Geçmişte yüksek motor güçleri ve kükreyen sesleriyle otomobil severlerin hayallerini süsleyen modeller, modern endüstriye ayak uydurarak elektrikleniyor. Bazı markalar kendi ikonik modellerini yeni versiyonlarıyla modern ve elektrikli tasarıma kavuşturup piyasaya sürerken, bir de bu işi meslek haline getiren firmalar var.
Günün birinde bir Şahin’in, Toros’un, Kartal’ın elektrikli versiyonunu kullanma imkanımız olur mu bilmiyorum ama dünyada bu sektör giderek büyüyor.
Volkswagen, Audi, Honda, Opel, Peugeot, Mercedes, Audi gibi dünya devleri eski klasik modellerinin elektrikli versiyonlarını tanıttılar. Bunları bazıları üretildi bazıları ise konsept olarak tanıtıldı ve üretim aşamasını bekliyor.
1967 Ford Mustang, 1971 model Citroen DS, Rolls-Royce Phantom, Aston Martin DB6, Jaguar XK gibi klasikleşmiş modeller ise bu işi yeni bir sektör haline getirmiş firmalar tarafından yeniden hayata döndürüldü.
Üstelik bu dönüşüm sadece elektrik motoru ve bataryaları koymaktan ibaret değil. Tamamen kişiselleştirilmiş ve yeni teknoloji ile donatılmış bu otomobiller oldukça yüksek fiyatlara alıcı buluyor.
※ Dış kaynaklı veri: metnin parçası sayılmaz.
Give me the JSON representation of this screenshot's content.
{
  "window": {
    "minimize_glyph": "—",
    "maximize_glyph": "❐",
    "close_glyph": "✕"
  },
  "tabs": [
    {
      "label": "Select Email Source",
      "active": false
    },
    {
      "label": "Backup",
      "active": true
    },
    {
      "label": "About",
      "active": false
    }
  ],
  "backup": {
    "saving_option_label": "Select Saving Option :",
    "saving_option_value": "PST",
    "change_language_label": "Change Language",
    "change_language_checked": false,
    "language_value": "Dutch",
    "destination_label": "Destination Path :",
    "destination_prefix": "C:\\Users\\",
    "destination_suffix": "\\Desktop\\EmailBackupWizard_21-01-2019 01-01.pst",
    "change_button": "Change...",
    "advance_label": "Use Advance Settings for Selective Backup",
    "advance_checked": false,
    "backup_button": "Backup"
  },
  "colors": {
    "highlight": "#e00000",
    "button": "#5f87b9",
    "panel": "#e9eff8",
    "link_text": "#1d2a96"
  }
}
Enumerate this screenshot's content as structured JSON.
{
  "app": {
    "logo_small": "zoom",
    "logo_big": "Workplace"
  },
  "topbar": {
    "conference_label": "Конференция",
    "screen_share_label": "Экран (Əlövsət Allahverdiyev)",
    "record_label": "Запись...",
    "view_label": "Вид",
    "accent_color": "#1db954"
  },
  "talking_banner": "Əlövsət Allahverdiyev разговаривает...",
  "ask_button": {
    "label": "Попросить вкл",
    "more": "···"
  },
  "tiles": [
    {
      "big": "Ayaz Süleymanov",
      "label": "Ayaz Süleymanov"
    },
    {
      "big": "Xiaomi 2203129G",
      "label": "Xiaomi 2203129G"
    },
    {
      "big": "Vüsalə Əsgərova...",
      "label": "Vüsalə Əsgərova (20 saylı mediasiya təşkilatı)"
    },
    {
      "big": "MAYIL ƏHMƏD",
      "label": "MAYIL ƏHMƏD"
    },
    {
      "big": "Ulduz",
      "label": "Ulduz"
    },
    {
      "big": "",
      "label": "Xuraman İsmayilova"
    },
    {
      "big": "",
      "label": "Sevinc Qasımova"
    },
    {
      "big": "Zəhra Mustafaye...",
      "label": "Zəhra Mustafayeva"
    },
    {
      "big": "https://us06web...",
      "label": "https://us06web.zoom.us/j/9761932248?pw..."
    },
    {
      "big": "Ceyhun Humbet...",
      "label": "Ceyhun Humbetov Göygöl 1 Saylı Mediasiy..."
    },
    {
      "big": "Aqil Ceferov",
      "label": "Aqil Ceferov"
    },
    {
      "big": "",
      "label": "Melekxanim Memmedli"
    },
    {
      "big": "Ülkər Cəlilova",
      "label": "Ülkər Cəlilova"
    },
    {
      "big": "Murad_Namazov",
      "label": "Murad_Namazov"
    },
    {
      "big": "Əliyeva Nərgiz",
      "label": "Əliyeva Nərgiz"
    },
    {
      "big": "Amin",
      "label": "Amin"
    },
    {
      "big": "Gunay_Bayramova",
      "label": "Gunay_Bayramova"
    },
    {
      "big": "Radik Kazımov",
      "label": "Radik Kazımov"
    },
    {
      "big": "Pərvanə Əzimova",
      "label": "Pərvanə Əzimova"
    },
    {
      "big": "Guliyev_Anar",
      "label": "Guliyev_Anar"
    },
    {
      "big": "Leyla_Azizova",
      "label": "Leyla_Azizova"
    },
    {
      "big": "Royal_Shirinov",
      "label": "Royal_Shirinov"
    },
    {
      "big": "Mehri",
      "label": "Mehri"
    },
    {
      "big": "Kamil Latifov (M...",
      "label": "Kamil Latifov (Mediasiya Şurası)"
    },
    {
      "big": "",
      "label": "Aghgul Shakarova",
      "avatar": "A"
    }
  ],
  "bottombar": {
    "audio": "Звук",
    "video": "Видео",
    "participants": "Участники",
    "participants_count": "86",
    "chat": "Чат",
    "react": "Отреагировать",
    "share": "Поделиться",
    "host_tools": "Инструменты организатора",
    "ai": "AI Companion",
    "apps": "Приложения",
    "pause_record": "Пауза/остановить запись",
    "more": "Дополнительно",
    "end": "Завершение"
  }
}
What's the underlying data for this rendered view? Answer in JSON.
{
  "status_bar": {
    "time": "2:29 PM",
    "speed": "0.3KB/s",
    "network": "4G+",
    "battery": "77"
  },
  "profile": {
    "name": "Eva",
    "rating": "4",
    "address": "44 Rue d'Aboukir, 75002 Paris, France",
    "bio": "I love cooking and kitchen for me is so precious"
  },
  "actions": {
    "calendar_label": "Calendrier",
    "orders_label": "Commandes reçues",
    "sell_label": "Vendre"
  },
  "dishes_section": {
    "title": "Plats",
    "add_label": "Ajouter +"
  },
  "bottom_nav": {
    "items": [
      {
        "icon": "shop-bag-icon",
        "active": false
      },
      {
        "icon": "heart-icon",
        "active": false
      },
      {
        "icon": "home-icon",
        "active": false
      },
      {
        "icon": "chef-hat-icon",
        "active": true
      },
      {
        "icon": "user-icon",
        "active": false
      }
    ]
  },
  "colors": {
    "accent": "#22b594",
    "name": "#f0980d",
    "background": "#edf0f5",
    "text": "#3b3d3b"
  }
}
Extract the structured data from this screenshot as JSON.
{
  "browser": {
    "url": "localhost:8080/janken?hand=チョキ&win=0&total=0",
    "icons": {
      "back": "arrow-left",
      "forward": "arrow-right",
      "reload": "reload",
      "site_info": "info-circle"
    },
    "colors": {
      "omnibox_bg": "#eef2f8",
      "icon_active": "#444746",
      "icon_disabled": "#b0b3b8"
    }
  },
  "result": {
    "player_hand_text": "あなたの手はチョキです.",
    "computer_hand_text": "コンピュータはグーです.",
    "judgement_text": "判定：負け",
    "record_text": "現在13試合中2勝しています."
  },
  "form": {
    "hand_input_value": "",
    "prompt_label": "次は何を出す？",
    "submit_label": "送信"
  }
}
Eskinin kükreyen canavarlarını sessiz birer teknoloji harikasına çeviren bu firmalar gün geçtikçe artıyor ve otomotiv devleriyle büyük anlaşmalar yapıyor.
Tüm dünyada hızla yayılan içten yanmalı araçların yasaklanması süreci şimdilik mevcut piyasadaki otomobilleri etkilemeyecek. Ancak elektrikli araçların baskısı devam ettikçe, içten yanmalı araçlar için ek vergilerin ve kayıt ücretlerinin geleceği ve zamanla bunların artacağı düşünülüyor.
Her ne kadar klasik otomobil tutkunları bu araçları bir yerden bir yere ulaşmak için değil, sesleri, beygir güçleri kullanıyor olsalar da gelecekte bu dönüşüme ayak uydurmak zorunda kalabilirler.
Bu tür araçların zamanla bir pazar haline dönüşmesiyle bu işi yapan firmaların dünyada ve ülkemizde de sayıları artacaktır. Yani zaman içinde bizim ülkemizin ‘klasikleri’ni de elektrik motorlarıyla yollarda sessizce süzülürken görebiliriz.